Nosso amigo Erick adora aprender com o jardim. Não que seja ruim aprender com os outros, obter novas informações e ensinamentos, mas parece que também é possível aprender com o silêncio das plantas.
Olhando para o jardim iluminado pelo sol do meio-dia, Erick pensava sobre as mudanças da vida. No jardim não existia apenas uma grande variedade de plantas, algumas mais parecidas do que outras. Existia também as pequenas mudas, as plantas jovens, as mais antigas e as sementes caídas no chão.
Uma vez leu em um livro best-seller – um livro antigo e despedacento que ganhara de amigo secreto de um amigo no terceiro colegial – que o jardim perfeito demorava uma vida inteira para ser feito. Erick se esqueceu dos personagens e da história clichê e exagerada, de um assassino que escalava montanhas, mas manteve a metáfora do jardim. Do jardineiro que busca a vida toda a perfeição das cores, formas, luz, terra, água, insetos…
Os jardins faziam parte da vida de Erick. Mas infelizmente nem todos tinha a sorte de ser um Luís XIV para realizar seus planos numa Versailles. Talvez jardim não fosse a palavra certa, pois o que importava de fato era a relação em torno da terra, origem de toda vida.
Algumas pessoas estranhavam essa sua relação com a terra, um jovem urbano que gostava de tecnologia. Mas essa relação havia sido transmitida primeiro pelo seu avô. Um homem embrutecido, de gestos duros, que se irritava fácil e que passou a vida inteira trabalhando no cabo da enxada. Na primeira metade, revirando a terra na lavoura. Na segunda metade, revirando cimento numa fábrica de concreto. Resistente como uma flor que nasce no buraco das sarjetas de uma avenida, o cimento foi encurralando o velho, diminuindo cada vez mais o cimento sob seus pés. Porém, até o fim da vida teve horta, onde produzia verduras e abóboras que trazia para casa, como meigos presentes de um homem que não conhecia o carinho.

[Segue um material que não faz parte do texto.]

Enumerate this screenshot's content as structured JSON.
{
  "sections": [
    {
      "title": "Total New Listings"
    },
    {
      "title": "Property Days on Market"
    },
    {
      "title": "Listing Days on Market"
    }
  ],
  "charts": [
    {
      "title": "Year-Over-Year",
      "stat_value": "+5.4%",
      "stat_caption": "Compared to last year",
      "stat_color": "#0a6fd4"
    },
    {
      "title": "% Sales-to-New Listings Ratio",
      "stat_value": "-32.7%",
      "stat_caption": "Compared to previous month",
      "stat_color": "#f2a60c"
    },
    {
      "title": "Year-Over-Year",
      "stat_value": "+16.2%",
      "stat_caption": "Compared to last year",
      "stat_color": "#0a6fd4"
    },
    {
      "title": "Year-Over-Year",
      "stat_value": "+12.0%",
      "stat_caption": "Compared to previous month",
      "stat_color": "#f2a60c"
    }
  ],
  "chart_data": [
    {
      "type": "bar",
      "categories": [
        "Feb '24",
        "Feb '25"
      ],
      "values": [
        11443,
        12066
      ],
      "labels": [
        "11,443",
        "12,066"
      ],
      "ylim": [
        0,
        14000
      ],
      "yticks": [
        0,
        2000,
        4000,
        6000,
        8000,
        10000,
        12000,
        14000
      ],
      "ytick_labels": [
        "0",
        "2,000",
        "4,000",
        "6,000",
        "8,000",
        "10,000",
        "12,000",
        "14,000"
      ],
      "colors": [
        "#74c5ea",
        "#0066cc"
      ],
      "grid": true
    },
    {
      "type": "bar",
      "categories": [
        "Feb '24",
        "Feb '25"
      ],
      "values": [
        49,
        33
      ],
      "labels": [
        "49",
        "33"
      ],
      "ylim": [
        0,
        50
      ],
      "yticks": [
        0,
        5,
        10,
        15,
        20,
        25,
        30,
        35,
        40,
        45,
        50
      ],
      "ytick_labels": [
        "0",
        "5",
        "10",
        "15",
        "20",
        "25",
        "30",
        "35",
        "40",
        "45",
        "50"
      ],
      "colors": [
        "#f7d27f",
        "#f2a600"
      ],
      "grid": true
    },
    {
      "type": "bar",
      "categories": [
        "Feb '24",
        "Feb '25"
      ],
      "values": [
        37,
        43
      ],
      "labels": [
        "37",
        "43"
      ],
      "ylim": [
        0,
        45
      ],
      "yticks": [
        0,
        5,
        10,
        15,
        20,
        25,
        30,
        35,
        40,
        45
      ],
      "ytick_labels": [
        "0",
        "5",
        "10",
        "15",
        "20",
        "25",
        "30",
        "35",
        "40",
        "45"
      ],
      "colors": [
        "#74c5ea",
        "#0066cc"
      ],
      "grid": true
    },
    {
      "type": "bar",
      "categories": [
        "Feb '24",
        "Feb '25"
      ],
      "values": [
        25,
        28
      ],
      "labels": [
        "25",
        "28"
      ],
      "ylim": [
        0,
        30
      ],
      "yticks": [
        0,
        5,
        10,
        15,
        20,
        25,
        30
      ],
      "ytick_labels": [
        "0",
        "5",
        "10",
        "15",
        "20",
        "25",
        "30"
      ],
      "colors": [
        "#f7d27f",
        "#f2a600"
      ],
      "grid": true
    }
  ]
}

Quando passou a morar sozinho, numa antiga casa, resolveu aproveitar o quintal. No início era só a ideia de economizar no mercado, no sacolão. Depois passou a ser um passatempo, distração das atividades. Com o tempo se tornou um local de aprendizado e crescimento. E era isso que acontecia agora, enquanto ele olhava aquele jardim, arduamente trabalhado nos últimos 5 anos. Sentia ao mesmo tempo uma sensação dúbia de perda e ao mesmo tempo crescimento. Era essa a mensagem que o jardim estava lhe ensinando naquela tarde ensolarada, quente e seca. Que tudo é feito de ciclos.
O problema é que os ciclos também eram dúbios, porque falam de começo, meio e fim, mas também de tudo ao mesmo tempo. Como a palavra “planta”, que inclui a muda, a planta e a semente, sendo tudo e também parte. O jardim ensinava que os ciclos não são círculos. Se fosse puramente simples e repetitivo seria um ponto, e o tempo não existiria senão preso dentro de si mesmo. Os ciclos eram espirais, porque se repetiam, mas cada vez de forma diferente, expandindo na direção da energia do bing bang. A semente de todas as sementes.
O problema dos ciclos é que eles são dúbios e, no retorno de uma volta, parece que vamos colidir com o passado. O eu de hoje com o eu de 10 anos atrás. E não tinha mesmo como entender porque devia ser uma limitação do ser humano que não consegue parar o tempo para entender, por isso está sempre entendendo o passado. Acha que o novo não é velho, acha que o igual não tem novidade, e acha que o velho é o igual para sempre.
Desceu e caminhou em volta do pé de limão. A árvore ainda não tinha dado seus primeiros frutos e seria uma pena não vê-los. E não era só ver, porque já tinha feito planos de colher, lamber o azedo com a língua, temperar a salada de tomate com alface, inúmeras limonadas e até tempero de pratos mais complexos. Achou que a reta era eterna. Mas não importava mais, porque a vida fazia uma curva e aquelas duas linhas de existência, ele e o pé de limão taiti, iriam seguir rumos diferentes.
Já tivera aquela sensação, embora fosse outra, de olhar um jardim pela última vez. Também abandonara o jardim da casa antiga quando teve que se mudar, e agora, uma nova mudança obrigava um novo fim. As exigências financeiras exigiam uma casa pequena, sem jardim. Ele estava triste mas também não, porque parece que os ciclos têm fim, mas são apenas curvas.
Teria que recomeçar tudo de novo, mas isso não mudaria o fato de que havia comido dali muitos alfaces, chicórias, rúculas, abóboras, berinjelas, quiabos, mamões, bananas, amoras… e limão não. Ainda que tenha devastado o mato com sua fome de novidade, feito canteiros como se fossem eternos… ele sabia que um jardim perfeito nunca tem fim.